This next image shows a blown up view of the controls that appear when the mouse hovers over the video. I've also hovered over the volume control here to show reveal the volume slider.

Are you a keyboard user?
We have you covered. You can tab to the video element. The controls are not shown but the you can manipulate the video using some intuitive keystrokes such as arrowing left and right to go back and forward, space to toggle play and pause, and up and down arrows to control volume etc. Sighted keyboard users can enjoy uncluttered interaction with the video, while screen reader users can of course enjoy the same interaction regardless of visual clutter.
We still have some concerns:
1. Discoverability. Once a user has tabbed to a video, it is difficult to tell that the video has focus and there is nothing indicating that the video is keyboard controllable.

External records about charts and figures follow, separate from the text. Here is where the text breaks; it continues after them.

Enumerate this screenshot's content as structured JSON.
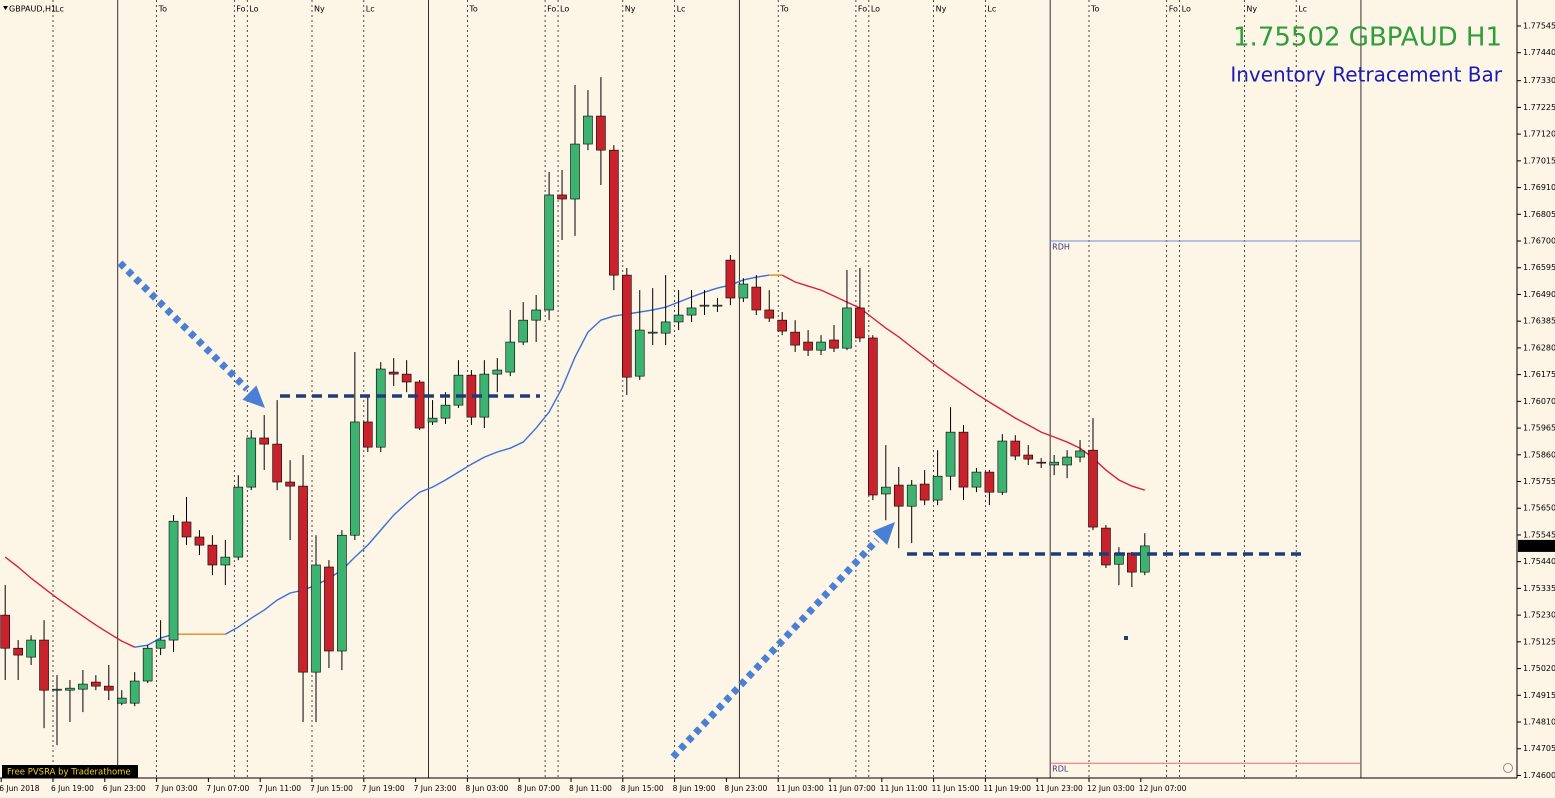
{
  "chart_data": {
    "type": "candlestick",
    "symbol_label": "GBPAUD,H1",
    "title": "1.75502 GBPAUD H1",
    "subtitle": "Inventory Retracement Bar",
    "badge": "Free PVSRA by Traderathome",
    "session_labels": [
      "Lc",
      "To",
      "Fo",
      "Lo",
      "Ny",
      "Lc",
      "To",
      "Fo",
      "Lo",
      "Ny",
      "Lc",
      "To",
      "Fo",
      "Lo",
      "Ny",
      "Lc",
      "To",
      "Fo",
      "Lo",
      "Ny",
      "Lc"
    ],
    "categories": [
      "6 Jun 2018",
      null,
      null,
      null,
      "6 Jun 19:00",
      null,
      null,
      null,
      "6 Jun 23:00",
      null,
      null,
      null,
      "7 Jun 03:00",
      null,
      null,
      null,
      "7 Jun 07:00",
      null,
      null,
      null,
      "7 Jun 11:00",
      null,
      null,
      null,
      "7 Jun 15:00",
      null,
      null,
      null,
      "7 Jun 19:00",
      null,
      null,
      null,
      "7 Jun 23:00",
      null,
      null,
      null,
      "8 Jun 03:00",
      null,
      null,
      null,
      "8 Jun 07:00",
      null,
      null,
      null,
      "8 Jun 11:00",
      null,
      null,
      null,
      "8 Jun 15:00",
      null,
      null,
      null,
      "8 Jun 19:00",
      null,
      null,
      null,
      "8 Jun 23:00",
      null,
      null,
      null,
      "11 Jun 03:00",
      null,
      null,
      null,
      "11 Jun 07:00",
      null,
      null,
      null,
      "11 Jun 11:00",
      null,
      null,
      null,
      "11 Jun 15:00",
      null,
      null,
      null,
      "11 Jun 19:00",
      null,
      null,
      null,
      "11 Jun 23:00",
      null,
      null,
      null,
      "12 Jun 03:00",
      null,
      null,
      null,
      "12 Jun 07:00"
    ],
    "open": [
      1.7523,
      1.751,
      1.75065,
      1.75132,
      1.74935,
      1.74935,
      1.74939,
      1.74967,
      1.74951,
      1.74884,
      1.74884,
      1.74971,
      1.751,
      1.75132,
      1.75596,
      1.75537,
      1.75505,
      1.75427,
      1.75458,
      1.75733,
      1.75926,
      1.75902,
      1.75753,
      1.75737,
      1.75006,
      1.75419,
      1.75089,
      1.75544,
      1.75989,
      1.7589,
      1.76185,
      1.76177,
      1.76146,
      1.75989,
      1.76004,
      1.76055,
      1.76173,
      1.76008,
      1.76177,
      1.76185,
      1.76303,
      1.76389,
      1.76429,
      1.76881,
      1.76865,
      1.77081,
      1.77191,
      1.77057,
      1.76566,
      1.76169,
      1.76338,
      1.76338,
      1.76382,
      1.76409,
      1.76444,
      1.76444,
      1.76625,
      1.76476,
      1.76519,
      1.76429,
      1.76389,
      1.76342,
      1.76303,
      1.76271,
      1.76311,
      1.76279,
      1.76437,
      1.76319,
      1.75706,
      1.75741,
      1.75658,
      1.75745,
      1.75682,
      1.75776,
      1.75949,
      1.75733,
      1.75792,
      1.75713,
      1.75914,
      1.75859,
      1.75831,
      1.7582,
      1.7582,
      1.75851,
      1.75878,
      1.75572,
      1.7543,
      1.75474,
      1.75399
    ],
    "high": [
      1.75348,
      1.75132,
      1.75151,
      1.7521,
      1.74994,
      1.74975,
      1.75014,
      1.74994,
      1.75034,
      1.74935,
      1.75006,
      1.75112,
      1.7521,
      1.75623,
      1.75694,
      1.75564,
      1.75544,
      1.75525,
      1.7578,
      1.75957,
      1.76016,
      1.76075,
      1.75839,
      1.75859,
      1.75544,
      1.75446,
      1.75564,
      1.76264,
      1.76095,
      1.76224,
      1.7624,
      1.76232,
      1.76154,
      1.76075,
      1.76106,
      1.76232,
      1.76193,
      1.76232,
      1.7624,
      1.76429,
      1.7646,
      1.76488,
      1.76971,
      1.76979,
      1.77313,
      1.77293,
      1.77344,
      1.77077,
      1.76594,
      1.76507,
      1.76515,
      1.76566,
      1.76507,
      1.76507,
      1.76507,
      1.76476,
      1.76645,
      1.76554,
      1.76566,
      1.76507,
      1.76421,
      1.76389,
      1.7635,
      1.7633,
      1.7637,
      1.76586,
      1.76594,
      1.7633,
      1.75898,
      1.75812,
      1.75761,
      1.758,
      1.75878,
      1.76047,
      1.75977,
      1.75808,
      1.758,
      1.75941,
      1.75937,
      1.75898,
      1.75847,
      1.75859,
      1.75878,
      1.75918,
      1.76004,
      1.75584,
      1.75497,
      1.75478,
      1.75552
    ],
    "low": [
      1.74975,
      1.74975,
      1.75034,
      1.74786,
      1.74719,
      1.7481,
      1.74849,
      1.74935,
      1.74896,
      1.74876,
      1.74872,
      1.74963,
      1.75073,
      1.75085,
      1.75505,
      1.75466,
      1.75387,
      1.75348,
      1.75446,
      1.75721,
      1.758,
      1.75721,
      1.75525,
      1.7481,
      1.7481,
      1.75022,
      1.75014,
      1.75525,
      1.75871,
      1.75871,
      1.7613,
      1.76106,
      1.75957,
      1.75977,
      1.75981,
      1.76044,
      1.75977,
      1.75965,
      1.76106,
      1.76169,
      1.76291,
      1.76303,
      1.76389,
      1.76704,
      1.7672,
      1.77057,
      1.7692,
      1.76507,
      1.76095,
      1.76154,
      1.76291,
      1.76291,
      1.7635,
      1.76382,
      1.76409,
      1.76421,
      1.76448,
      1.7646,
      1.76409,
      1.76382,
      1.7633,
      1.76264,
      1.76248,
      1.76252,
      1.76264,
      1.76271,
      1.76303,
      1.75682,
      1.75603,
      1.75493,
      1.75513,
      1.75662,
      1.75662,
      1.75721,
      1.75682,
      1.75713,
      1.75662,
      1.75702,
      1.75839,
      1.7582,
      1.75808,
      1.7578,
      1.75768,
      1.75831,
      1.75564,
      1.75415,
      1.75348,
      1.7534,
      1.75387
    ],
    "close": [
      1.751,
      1.75073,
      1.75132,
      1.74935,
      1.74939,
      1.74943,
      1.74959,
      1.74951,
      1.74935,
      1.74904,
      1.74971,
      1.751,
      1.75132,
      1.75599,
      1.75537,
      1.75505,
      1.75427,
      1.75458,
      1.75733,
      1.75926,
      1.75902,
      1.75753,
      1.75737,
      1.75006,
      1.75427,
      1.75089,
      1.75544,
      1.75989,
      1.7589,
      1.76197,
      1.76177,
      1.76146,
      1.75965,
      1.76004,
      1.76055,
      1.76173,
      1.76008,
      1.76177,
      1.76193,
      1.76303,
      1.76389,
      1.76429,
      1.76881,
      1.76865,
      1.77081,
      1.77191,
      1.77057,
      1.76566,
      1.76165,
      1.7635,
      1.76342,
      1.76382,
      1.76409,
      1.76437,
      1.76448,
      1.76448,
      1.76476,
      1.76531,
      1.76429,
      1.76397,
      1.76346,
      1.76291,
      1.76271,
      1.76303,
      1.76279,
      1.76437,
      1.76319,
      1.75702,
      1.75733,
      1.75658,
      1.75741,
      1.75682,
      1.75776,
      1.75949,
      1.75733,
      1.75792,
      1.75713,
      1.75914,
      1.75855,
      1.75843,
      1.75827,
      1.75831,
      1.75851,
      1.75875,
      1.75576,
      1.75427,
      1.75474,
      1.75399,
      1.75502
    ],
    "up_color": "#3cb371",
    "down_color": "#c8232c",
    "moving_average": {
      "values": [
        1.75458,
        1.75419,
        1.75375,
        1.75336,
        1.75297,
        1.75261,
        1.75226,
        1.75191,
        1.75159,
        1.75128,
        1.75104,
        1.75112,
        1.7514,
        1.75155,
        1.75155,
        1.75155,
        1.75155,
        1.75155,
        1.75183,
        1.75218,
        1.7525,
        1.75289,
        1.75317,
        1.75328,
        1.75348,
        1.75375,
        1.75407,
        1.75458,
        1.75505,
        1.75564,
        1.75623,
        1.7567,
        1.75713,
        1.75733,
        1.75761,
        1.75792,
        1.75823,
        1.75851,
        1.75871,
        1.75886,
        1.7591,
        1.75965,
        1.76028,
        1.76122,
        1.76244,
        1.76342,
        1.76389,
        1.76405,
        1.76413,
        1.76421,
        1.76429,
        1.7644,
        1.7646,
        1.7648,
        1.76499,
        1.76515,
        1.76527,
        1.76547,
        1.76558,
        1.76566,
        1.76566,
        1.76539,
        1.76523,
        1.76507,
        1.76484,
        1.7646,
        1.76437,
        1.76397,
        1.76358,
        1.76323,
        1.76283,
        1.76244,
        1.76205,
        1.76169,
        1.76134,
        1.76099,
        1.76067,
        1.76036,
        1.76004,
        1.75977,
        1.75949,
        1.7593,
        1.7591,
        1.75886,
        1.75847,
        1.758,
        1.75761,
        1.75737,
        1.75721
      ],
      "up_color": "#3a6fd8",
      "down_color": "#dc1f3c",
      "flat_color": "#d98c1a"
    },
    "levels": [
      {
        "value": 1.76091,
        "color": "#1f3c78"
      },
      {
        "value": 1.7547,
        "color": "#1f3c78"
      }
    ],
    "day_range": [
      {
        "label": "RDH",
        "value": 1.767,
        "color": "#6b8fe8"
      },
      {
        "label": "RDL",
        "value": 1.74648,
        "color": "#f06a6a"
      }
    ],
    "ylim": [
      1.7459,
      1.77647
    ],
    "yticks": [
      1.77545,
      {
        "value": 1.7744,
        "label": "1.77440"
      },
      {
        "value": 1.7733,
        "label": "1.77330"
      },
      1.77225,
      {
        "value": 1.7712,
        "label": "1.77120"
      },
      1.77015,
      {
        "value": 1.7691,
        "label": "1.76910"
      },
      1.76805,
      {
        "value": 1.767,
        "label": "1.76700"
      },
      1.76595,
      {
        "value": 1.7649,
        "label": "1.76490"
      },
      1.76385,
      {
        "value": 1.7628,
        "label": "1.76280"
      },
      1.76175,
      {
        "value": 1.7607,
        "label": "1.76070"
      },
      1.75965,
      {
        "value": 1.7586,
        "label": "1.75860"
      },
      1.75755,
      {
        "value": 1.7565,
        "label": "1.75650"
      },
      1.75545,
      {
        "value": 1.7544,
        "label": "1.75440"
      },
      1.75335,
      {
        "value": 1.7523,
        "label": "1.75230"
      },
      1.75125,
      {
        "value": 1.7502,
        "label": "1.75020"
      },
      1.74915,
      {
        "value": 1.7481,
        "label": "1.74810"
      },
      1.74705,
      {
        "value": 1.746,
        "label": "1.74600"
      }
    ]
  }
}
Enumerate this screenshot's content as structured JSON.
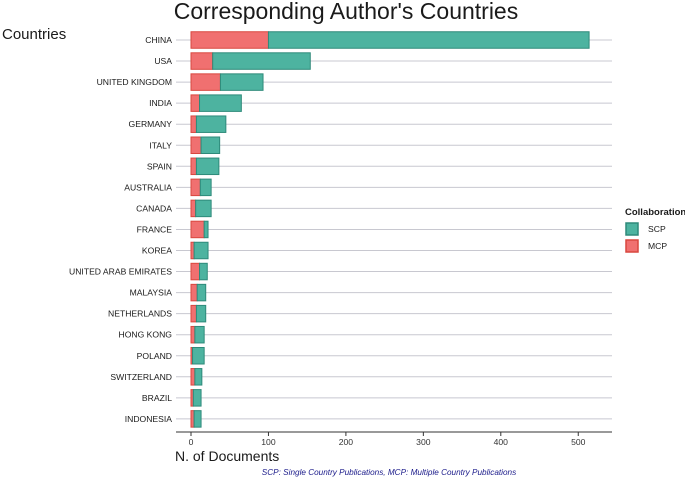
{
  "chart_data": {
    "type": "bar",
    "orientation": "horizontal",
    "stacked": true,
    "title": "Corresponding Author's Countries",
    "ylabel": "Countries",
    "xlabel": "N. of Documents",
    "caption": "SCP: Single Country Publications, MCP: Multiple Country Publications",
    "categories": [
      "CHINA",
      "USA",
      "UNITED KINGDOM",
      "INDIA",
      "GERMANY",
      "ITALY",
      "SPAIN",
      "AUSTRALIA",
      "CANADA",
      "FRANCE",
      "KOREA",
      "UNITED ARAB EMIRATES",
      "MALAYSIA",
      "NETHERLANDS",
      "HONG KONG",
      "POLAND",
      "SWITZERLAND",
      "BRAZIL",
      "INDONESIA"
    ],
    "series": [
      {
        "name": "MCP",
        "color": "#f07070",
        "values": [
          100,
          28,
          38,
          11,
          7,
          13,
          7,
          12,
          6,
          17,
          4,
          11,
          8,
          7,
          5,
          2,
          5,
          3,
          4
        ]
      },
      {
        "name": "SCP",
        "color": "#4db3a0",
        "values": [
          414,
          126,
          55,
          54,
          38,
          24,
          29,
          14,
          20,
          5,
          18,
          10,
          11,
          12,
          12,
          15,
          9,
          10,
          9
        ]
      }
    ],
    "legend": {
      "title": "Collaboration",
      "entries": [
        "SCP",
        "MCP"
      ],
      "position": "right"
    },
    "xticks": [
      0,
      100,
      200,
      300,
      400,
      500
    ],
    "xlim": [
      -10,
      535
    ],
    "grid": true
  }
}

2. Feedback. The feedback after a user action is not as rich as the feedback when using the controls. For example, pressing right arrow to advance the video doesn't tell you how far ahead we went, or where we are in the overall length of the video.
An Idea...
Keep the current functionality but add a secondary keyboard interaction model. Once a user has tabbed to the video element then the video is directly controlled via the existing keystrokes. If the user hits tab again, the controls appear, and the first control is focused. A regular keyboard interaction model ensues for the controls (tab navigation, and per control keyboard manipulation). Tabbing past the last control leaves the video element entirely, moving to the next element in the document tab order.
Pros: Discoverability is solved. Feedback is solved.
Cons: It increases the number of items in the overall document tab order. Additional source code is required.
Thoughts?